Die Behauptung der Staatsanwaltschaft, daß "Hunderte Zeugen befragt wurden", täuscht über die Tatsache hinweg, daß ausschließlich jüdische Namen in den Medien auftauchen, vor allem die von Yitzhak Arad, Fania Brantsovsky und Rachel Margolis. Sie werden in Zusammenhang mit Partisanenaktionen genannt, bei denen litauische Zivilisten umgekommen sind und als deren Urheber die Justizbehörden "Terroristen" und "Mörder" ausgemacht haben. Dies legt die Vermutung nahe, daß die Ermittlungen darauf ausgerichtet sind, die öffentliche Meinung in Litauen dahingehend zu beeinflussen, daß primär Juden für die litauischen Opfer von Partisanenaktionen verantwortlich sind. Auf diese Weise soll die antisowjetische bzw. antirussische Stimmung in Litauen eine antijüdische Stoßrichtung erhalten.
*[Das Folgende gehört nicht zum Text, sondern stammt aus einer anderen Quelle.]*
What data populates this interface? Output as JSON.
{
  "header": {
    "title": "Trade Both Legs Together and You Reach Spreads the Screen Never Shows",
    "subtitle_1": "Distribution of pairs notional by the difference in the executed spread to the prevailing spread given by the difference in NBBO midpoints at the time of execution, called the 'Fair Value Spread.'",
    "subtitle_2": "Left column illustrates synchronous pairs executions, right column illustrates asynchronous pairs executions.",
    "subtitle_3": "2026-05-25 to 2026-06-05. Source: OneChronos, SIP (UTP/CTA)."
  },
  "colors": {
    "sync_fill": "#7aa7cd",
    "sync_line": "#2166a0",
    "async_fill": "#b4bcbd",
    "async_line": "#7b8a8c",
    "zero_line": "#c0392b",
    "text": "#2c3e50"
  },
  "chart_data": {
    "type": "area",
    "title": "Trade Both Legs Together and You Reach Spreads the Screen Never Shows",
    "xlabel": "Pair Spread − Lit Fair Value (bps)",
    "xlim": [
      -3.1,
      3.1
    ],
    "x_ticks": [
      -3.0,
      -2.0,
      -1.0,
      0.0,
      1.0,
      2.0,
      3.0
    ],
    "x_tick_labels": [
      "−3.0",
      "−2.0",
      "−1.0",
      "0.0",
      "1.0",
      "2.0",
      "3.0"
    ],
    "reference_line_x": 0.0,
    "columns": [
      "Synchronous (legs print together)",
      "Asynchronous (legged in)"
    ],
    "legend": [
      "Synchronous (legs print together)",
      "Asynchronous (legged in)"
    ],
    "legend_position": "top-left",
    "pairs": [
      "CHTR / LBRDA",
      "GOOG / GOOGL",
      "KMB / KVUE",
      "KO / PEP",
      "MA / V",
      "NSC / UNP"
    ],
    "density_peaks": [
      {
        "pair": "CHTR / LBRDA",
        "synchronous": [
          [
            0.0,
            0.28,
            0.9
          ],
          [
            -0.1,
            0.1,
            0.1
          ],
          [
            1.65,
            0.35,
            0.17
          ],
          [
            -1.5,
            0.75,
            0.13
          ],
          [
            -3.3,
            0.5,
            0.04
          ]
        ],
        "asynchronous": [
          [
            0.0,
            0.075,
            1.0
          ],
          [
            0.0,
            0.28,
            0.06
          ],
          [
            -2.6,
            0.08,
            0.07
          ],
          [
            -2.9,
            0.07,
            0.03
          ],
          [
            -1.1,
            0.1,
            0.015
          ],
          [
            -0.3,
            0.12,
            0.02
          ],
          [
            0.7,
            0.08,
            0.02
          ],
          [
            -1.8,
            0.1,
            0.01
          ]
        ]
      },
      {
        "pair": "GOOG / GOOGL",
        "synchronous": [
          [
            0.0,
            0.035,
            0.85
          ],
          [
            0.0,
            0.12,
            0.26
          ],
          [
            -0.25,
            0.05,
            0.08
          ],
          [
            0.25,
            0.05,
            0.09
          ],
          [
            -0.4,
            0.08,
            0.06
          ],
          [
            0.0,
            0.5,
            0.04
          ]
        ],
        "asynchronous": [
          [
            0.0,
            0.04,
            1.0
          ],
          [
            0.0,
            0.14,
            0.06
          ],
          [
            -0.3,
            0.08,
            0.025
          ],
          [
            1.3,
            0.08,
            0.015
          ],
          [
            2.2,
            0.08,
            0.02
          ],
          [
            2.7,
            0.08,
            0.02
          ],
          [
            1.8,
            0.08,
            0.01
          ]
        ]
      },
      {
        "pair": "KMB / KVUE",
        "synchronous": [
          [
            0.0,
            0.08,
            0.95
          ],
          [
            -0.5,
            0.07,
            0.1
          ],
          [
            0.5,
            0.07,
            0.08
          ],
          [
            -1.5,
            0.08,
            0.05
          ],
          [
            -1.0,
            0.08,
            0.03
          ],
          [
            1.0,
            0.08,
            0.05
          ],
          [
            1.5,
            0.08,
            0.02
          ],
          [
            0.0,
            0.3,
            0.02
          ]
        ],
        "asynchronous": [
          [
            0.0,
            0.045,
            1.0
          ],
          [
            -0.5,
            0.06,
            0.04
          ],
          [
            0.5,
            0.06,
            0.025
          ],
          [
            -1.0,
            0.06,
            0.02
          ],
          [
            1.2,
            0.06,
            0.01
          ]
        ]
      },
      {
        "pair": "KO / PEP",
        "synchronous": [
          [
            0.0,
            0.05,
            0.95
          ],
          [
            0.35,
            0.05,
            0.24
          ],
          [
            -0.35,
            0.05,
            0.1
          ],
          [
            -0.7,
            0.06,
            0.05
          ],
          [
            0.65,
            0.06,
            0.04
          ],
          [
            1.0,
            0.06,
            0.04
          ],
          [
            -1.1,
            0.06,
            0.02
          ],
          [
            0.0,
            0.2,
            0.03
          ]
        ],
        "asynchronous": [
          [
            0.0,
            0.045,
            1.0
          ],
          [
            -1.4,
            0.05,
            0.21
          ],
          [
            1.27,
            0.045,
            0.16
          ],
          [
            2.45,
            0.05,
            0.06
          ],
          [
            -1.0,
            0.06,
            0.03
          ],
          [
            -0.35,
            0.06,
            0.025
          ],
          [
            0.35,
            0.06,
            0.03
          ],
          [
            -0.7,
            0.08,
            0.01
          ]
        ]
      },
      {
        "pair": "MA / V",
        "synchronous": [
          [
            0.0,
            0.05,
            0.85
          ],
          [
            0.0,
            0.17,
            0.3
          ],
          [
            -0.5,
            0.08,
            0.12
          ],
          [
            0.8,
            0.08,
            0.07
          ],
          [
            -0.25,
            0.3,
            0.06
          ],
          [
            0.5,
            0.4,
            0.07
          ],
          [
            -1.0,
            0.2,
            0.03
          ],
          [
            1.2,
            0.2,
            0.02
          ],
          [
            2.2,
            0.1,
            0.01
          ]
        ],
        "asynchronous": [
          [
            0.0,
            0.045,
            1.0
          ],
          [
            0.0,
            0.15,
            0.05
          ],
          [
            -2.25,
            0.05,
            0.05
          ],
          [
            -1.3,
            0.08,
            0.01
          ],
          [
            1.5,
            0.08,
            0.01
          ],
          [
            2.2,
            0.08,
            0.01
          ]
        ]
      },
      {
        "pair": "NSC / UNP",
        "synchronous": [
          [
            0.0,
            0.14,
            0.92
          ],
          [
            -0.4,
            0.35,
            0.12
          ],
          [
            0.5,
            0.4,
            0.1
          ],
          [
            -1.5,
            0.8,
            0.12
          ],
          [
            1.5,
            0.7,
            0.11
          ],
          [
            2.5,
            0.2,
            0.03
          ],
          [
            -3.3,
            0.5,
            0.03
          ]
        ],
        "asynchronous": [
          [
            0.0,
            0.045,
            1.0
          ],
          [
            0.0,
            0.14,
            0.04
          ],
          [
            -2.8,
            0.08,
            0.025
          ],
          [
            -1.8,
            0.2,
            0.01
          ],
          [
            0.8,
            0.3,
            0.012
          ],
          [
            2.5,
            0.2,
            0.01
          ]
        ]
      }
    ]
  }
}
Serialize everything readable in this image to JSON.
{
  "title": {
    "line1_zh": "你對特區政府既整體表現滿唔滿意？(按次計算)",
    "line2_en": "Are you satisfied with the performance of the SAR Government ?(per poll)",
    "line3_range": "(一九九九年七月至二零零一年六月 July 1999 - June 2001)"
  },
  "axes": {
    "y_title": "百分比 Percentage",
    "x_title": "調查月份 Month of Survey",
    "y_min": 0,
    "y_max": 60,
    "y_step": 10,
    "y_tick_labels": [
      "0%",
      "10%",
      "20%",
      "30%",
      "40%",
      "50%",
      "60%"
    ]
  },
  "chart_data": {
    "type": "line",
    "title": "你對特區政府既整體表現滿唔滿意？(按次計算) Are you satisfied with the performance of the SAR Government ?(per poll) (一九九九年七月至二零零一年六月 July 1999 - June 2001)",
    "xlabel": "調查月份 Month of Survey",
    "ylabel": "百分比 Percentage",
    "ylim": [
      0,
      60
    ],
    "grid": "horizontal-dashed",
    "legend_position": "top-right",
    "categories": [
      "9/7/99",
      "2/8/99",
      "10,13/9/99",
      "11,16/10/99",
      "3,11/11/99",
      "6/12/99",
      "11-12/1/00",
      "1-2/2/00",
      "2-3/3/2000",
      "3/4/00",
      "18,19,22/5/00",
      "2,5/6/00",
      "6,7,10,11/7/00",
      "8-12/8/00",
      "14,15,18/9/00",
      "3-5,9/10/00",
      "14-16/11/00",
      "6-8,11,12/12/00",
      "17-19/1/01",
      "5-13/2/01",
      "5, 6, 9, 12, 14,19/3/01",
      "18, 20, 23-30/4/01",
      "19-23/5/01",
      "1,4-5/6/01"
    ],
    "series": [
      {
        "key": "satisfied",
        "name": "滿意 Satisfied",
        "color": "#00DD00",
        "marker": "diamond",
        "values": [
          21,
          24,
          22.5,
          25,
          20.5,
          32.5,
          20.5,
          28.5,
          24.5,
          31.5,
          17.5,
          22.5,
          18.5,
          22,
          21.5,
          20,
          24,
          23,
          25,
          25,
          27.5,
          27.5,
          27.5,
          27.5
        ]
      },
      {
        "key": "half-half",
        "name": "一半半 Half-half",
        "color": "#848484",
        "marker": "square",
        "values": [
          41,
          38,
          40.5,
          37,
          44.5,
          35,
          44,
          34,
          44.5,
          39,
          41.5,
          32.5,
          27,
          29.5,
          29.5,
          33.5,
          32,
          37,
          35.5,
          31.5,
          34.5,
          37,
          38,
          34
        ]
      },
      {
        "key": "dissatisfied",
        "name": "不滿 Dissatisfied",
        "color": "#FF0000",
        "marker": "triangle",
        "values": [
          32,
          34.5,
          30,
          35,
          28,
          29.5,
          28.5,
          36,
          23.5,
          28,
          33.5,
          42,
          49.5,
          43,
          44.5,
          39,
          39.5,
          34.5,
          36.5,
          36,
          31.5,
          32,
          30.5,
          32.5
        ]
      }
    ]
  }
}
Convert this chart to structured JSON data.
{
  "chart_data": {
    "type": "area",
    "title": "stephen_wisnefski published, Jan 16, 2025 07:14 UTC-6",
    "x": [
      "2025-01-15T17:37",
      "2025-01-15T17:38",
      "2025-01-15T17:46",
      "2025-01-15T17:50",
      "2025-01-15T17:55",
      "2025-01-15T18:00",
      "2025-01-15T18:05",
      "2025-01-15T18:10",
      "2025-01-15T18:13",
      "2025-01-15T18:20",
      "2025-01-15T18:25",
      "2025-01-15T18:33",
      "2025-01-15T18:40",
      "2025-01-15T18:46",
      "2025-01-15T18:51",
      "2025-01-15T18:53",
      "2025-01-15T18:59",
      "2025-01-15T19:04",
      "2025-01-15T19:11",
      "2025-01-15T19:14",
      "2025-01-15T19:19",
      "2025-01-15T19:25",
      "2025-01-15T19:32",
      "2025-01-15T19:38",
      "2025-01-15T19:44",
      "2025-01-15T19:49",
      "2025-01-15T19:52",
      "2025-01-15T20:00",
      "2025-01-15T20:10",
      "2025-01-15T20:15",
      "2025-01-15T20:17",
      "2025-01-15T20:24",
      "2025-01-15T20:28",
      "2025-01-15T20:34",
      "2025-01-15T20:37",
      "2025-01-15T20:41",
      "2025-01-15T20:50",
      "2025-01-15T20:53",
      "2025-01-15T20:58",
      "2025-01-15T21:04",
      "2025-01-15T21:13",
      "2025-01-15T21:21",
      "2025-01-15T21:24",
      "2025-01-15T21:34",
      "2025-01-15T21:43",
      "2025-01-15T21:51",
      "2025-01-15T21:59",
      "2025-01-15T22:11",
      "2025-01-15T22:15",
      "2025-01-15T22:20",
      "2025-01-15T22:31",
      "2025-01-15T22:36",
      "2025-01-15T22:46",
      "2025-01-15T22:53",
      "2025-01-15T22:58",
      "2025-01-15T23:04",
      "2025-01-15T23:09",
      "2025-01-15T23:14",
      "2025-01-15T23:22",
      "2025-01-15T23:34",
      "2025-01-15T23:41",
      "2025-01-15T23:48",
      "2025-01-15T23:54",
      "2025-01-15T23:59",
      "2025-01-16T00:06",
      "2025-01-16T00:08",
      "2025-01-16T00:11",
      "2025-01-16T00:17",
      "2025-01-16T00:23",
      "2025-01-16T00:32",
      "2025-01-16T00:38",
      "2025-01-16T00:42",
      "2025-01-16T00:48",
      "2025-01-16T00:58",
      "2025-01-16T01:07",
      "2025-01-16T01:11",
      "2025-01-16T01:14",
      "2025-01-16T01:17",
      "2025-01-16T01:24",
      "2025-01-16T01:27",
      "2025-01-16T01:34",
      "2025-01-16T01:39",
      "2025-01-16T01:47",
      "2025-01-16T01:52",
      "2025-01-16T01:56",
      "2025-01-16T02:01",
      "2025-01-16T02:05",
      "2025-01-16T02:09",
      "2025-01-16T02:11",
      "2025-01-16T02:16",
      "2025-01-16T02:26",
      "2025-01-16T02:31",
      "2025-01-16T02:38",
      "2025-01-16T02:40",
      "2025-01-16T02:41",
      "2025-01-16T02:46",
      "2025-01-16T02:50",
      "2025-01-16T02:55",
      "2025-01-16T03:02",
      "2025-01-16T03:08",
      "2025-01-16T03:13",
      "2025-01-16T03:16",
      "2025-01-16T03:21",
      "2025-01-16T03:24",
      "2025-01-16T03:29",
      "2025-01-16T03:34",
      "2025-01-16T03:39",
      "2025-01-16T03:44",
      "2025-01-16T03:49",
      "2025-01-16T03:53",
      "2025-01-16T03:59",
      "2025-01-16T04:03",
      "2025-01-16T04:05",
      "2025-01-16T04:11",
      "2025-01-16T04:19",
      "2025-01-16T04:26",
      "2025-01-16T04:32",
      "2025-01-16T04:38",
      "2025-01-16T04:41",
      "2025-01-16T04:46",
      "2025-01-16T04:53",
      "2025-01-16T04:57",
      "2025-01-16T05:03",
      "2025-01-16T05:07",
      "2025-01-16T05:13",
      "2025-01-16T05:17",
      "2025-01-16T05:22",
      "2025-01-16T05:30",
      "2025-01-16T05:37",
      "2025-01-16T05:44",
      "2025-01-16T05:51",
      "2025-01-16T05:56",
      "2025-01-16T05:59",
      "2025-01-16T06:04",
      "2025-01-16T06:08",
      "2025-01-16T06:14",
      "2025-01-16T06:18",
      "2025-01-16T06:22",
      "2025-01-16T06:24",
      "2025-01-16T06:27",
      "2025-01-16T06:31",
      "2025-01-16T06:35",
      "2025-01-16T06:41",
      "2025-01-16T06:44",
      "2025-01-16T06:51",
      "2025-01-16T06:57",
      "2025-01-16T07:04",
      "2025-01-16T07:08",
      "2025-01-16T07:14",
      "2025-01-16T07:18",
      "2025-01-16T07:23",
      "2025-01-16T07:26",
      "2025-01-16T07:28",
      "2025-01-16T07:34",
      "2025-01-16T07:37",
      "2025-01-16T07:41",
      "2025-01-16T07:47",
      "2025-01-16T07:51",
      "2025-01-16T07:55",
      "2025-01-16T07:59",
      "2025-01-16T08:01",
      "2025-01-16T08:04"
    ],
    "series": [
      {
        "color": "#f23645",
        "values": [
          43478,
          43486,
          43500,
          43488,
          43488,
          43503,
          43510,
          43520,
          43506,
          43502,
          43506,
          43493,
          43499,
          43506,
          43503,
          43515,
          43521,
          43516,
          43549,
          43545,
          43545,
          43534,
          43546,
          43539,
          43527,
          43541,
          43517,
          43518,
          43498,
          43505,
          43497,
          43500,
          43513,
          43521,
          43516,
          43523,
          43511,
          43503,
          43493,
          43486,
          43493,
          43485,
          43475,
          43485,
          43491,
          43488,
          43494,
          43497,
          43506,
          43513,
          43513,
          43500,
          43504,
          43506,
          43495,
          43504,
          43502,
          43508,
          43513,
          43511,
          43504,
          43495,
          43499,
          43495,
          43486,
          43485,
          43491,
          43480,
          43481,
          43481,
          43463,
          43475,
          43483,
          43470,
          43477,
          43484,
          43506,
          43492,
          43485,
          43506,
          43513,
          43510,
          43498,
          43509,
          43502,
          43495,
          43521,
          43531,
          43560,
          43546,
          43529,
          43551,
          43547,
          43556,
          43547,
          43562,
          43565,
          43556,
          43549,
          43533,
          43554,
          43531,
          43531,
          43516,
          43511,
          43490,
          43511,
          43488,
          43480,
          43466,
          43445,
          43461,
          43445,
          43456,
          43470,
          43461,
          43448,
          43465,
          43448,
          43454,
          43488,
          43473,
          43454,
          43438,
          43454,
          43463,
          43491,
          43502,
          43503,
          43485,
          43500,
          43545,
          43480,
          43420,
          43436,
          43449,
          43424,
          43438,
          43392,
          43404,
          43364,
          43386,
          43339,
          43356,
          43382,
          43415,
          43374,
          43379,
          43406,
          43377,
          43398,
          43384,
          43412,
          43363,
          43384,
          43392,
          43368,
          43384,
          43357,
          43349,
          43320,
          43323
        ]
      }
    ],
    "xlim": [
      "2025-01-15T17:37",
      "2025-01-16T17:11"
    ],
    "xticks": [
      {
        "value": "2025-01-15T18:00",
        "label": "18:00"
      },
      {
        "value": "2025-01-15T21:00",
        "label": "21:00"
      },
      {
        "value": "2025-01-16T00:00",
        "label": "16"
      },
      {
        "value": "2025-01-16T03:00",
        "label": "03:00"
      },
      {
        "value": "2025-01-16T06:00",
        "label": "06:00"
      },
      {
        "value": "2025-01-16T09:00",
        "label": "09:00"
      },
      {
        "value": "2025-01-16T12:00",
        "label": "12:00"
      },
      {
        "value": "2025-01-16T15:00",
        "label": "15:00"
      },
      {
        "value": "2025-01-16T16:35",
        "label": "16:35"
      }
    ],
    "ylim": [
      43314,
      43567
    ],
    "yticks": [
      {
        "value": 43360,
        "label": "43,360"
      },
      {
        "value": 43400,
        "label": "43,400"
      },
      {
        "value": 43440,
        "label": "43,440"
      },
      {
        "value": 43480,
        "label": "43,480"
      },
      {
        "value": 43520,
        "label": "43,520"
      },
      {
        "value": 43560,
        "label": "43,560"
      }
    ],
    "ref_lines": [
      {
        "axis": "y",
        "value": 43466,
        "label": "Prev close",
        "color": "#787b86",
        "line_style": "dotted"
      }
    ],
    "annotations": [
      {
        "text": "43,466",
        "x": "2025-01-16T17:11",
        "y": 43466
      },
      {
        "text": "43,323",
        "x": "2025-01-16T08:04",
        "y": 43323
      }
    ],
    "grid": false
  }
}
Es sei daran erinnert, daß die jüdischen Antinazipartisanen zuvor Gefangene in den Ghettos waren, die von den deutschen Besatzern und ihren litauischen Kollaborateuren eingerichtet wurden; sie kämpften bewaffnet gegen die nationalsozialistische Herrschaft in autonomen jüdischen Gruppen oder sowjetischen Partisaneneinheiten und trugen damit zum Sieg der alliierten Streitkräfte gegen Nazideutschland bei. Aktuell wird in den Massenmedien bewußt das negative Image jüdischer Partisanen konstruiert. Medien und Justiz bedienen sich dabei des gleichen Stereotyps, das in den Jahren der deutschen Besatzung der massenhaften Beteiligung von Litauern am Massenmord an der jüdischen Bevölkerung zugrunde lag: Juden werden mit Kommunismus, dem sowjetischen System und sowjetischen Partisanen identifiziert.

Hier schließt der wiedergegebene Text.